Attorneys in the Kingsbridge National Ice Center (KNIC) lease case agreed with a judge’s order to have a letter sent to state agencies asking to demonstrate, in writing, that they’re fully committed to a loan needed to jumpstart the massive project.
KNIC’s strongest ally, meantime, may be found on the bench.
“You need to go to the source,” said Judge Ruben Franco, who heard the case involving KNIC developers and the New York City Economic Development Corporation (EDC) at Bronx Supreme Court on May 16. A team of lawyers from the New York City Corporation Counsel, still holding the 99-year lease in escrow, represented EDC.
Judge Franco ordered the letter be sent to the Empire State Development Corporation (ESD) and the Public Authorities Control Board (PACB) by May 23, with the city drafting the letter and KNIC approving it. Early this year, the state agencies approved a sizable $130 million loan to bankroll the project’s first phase–construction of four of the nine Olympic-size rinks. KNIC has only received $15 million which city lawyers argued doesn’t come close to $138 million. The total cost of the project is $350 million.
Judge Franco ordered KNIC lawyers ask the ESD and PACB to provide a substantial response by June 1. The ESD and the PACB has publicly stated its financial commitment to the project, at one point calling it “transformative,” though no paperwork supporting this claim has surfaced.
The consensus was reached after an hour of open negotiations between both sides. The crux of the case lies in the interpretation of the lease agreement. While KNIC argues it has the financing needed to proceed with the project thanks to the state’s commitment, the city says that a pledge of a loan cannot trigger the release of a lease. Mindy Koenig, senior counsel for commercial and real estate litigation for the city, warned that handing over the keys without funding “doesn’t help the community if the project stops in the middle.”
KNIC lawyers have argued it cannot receive the rest of the loan until the state gets confirmation the lease is out of escrow.
For months the two sides have been at loggerheads over whether the city should finally give KNIC the 99-year lease that currently remains in escrow.
The suit is now one of four KNIC-related lawsuits currently churning through the system. One suit alleges some EDC employees colluded with former KNIC collaborators to wrest control of the project from KNIC founder Kevin Parker.

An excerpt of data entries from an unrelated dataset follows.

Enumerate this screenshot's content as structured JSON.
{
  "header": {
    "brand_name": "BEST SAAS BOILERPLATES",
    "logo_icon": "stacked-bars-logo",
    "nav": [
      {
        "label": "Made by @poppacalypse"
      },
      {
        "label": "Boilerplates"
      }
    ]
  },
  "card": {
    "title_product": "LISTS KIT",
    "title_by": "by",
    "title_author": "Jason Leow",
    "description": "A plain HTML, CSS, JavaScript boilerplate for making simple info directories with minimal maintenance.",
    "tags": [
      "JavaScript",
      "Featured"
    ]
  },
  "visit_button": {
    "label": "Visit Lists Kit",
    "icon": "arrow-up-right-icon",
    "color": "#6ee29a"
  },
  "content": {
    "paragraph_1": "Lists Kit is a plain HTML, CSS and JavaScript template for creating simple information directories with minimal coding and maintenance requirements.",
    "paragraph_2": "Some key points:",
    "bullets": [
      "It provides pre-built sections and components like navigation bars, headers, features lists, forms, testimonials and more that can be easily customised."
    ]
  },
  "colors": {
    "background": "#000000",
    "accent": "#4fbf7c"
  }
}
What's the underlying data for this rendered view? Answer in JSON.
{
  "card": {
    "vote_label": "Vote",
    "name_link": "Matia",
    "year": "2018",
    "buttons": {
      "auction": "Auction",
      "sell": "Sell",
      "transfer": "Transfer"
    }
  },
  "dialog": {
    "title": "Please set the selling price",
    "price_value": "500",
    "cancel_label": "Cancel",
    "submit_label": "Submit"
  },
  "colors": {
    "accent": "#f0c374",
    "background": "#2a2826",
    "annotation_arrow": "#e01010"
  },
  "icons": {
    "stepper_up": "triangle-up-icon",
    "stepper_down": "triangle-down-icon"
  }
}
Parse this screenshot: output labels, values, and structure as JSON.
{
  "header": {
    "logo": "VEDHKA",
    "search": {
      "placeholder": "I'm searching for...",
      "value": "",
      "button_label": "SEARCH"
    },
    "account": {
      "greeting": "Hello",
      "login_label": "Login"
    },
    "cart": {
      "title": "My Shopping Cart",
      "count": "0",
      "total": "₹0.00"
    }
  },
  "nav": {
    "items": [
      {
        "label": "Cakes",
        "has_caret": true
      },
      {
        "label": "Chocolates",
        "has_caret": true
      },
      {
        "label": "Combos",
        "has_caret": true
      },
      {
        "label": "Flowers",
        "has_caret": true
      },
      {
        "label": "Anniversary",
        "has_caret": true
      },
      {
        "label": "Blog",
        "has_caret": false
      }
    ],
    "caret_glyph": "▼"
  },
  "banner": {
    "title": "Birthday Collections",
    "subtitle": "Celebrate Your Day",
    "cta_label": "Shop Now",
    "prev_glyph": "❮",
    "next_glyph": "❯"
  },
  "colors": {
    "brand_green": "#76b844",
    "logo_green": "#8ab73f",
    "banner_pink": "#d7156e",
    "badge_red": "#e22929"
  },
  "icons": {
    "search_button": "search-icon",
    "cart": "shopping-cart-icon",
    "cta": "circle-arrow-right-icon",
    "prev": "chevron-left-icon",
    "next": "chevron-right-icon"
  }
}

Judge Franco, a Bronx resident, did not hold back his support for the project, a sentiment also felt by the Bronx political establishment. But he emphasized it would not cloud his judicial obligation to decide the case fairly. “I want this project moving forward,” said Judge Franco, who said earlier in the proceeding that the “community is hungry for this project.”
At the proceeding, representatives from the Northwest Bronx Community and Clergy Coalition (NWBCCC), which helped draft a bulletproof Community Benefits Agreement (CBA) with KNIC, pleased with Judge Franco’s remarks over reducing any bureaucratic backlog tied to the project.
“We’re not saying that the city shouldn’t have a process, but the end result of that should not be that the project gets scrapped,” said Rev. Raymond Rivera, with NWBCCC and a signatory of the CBA.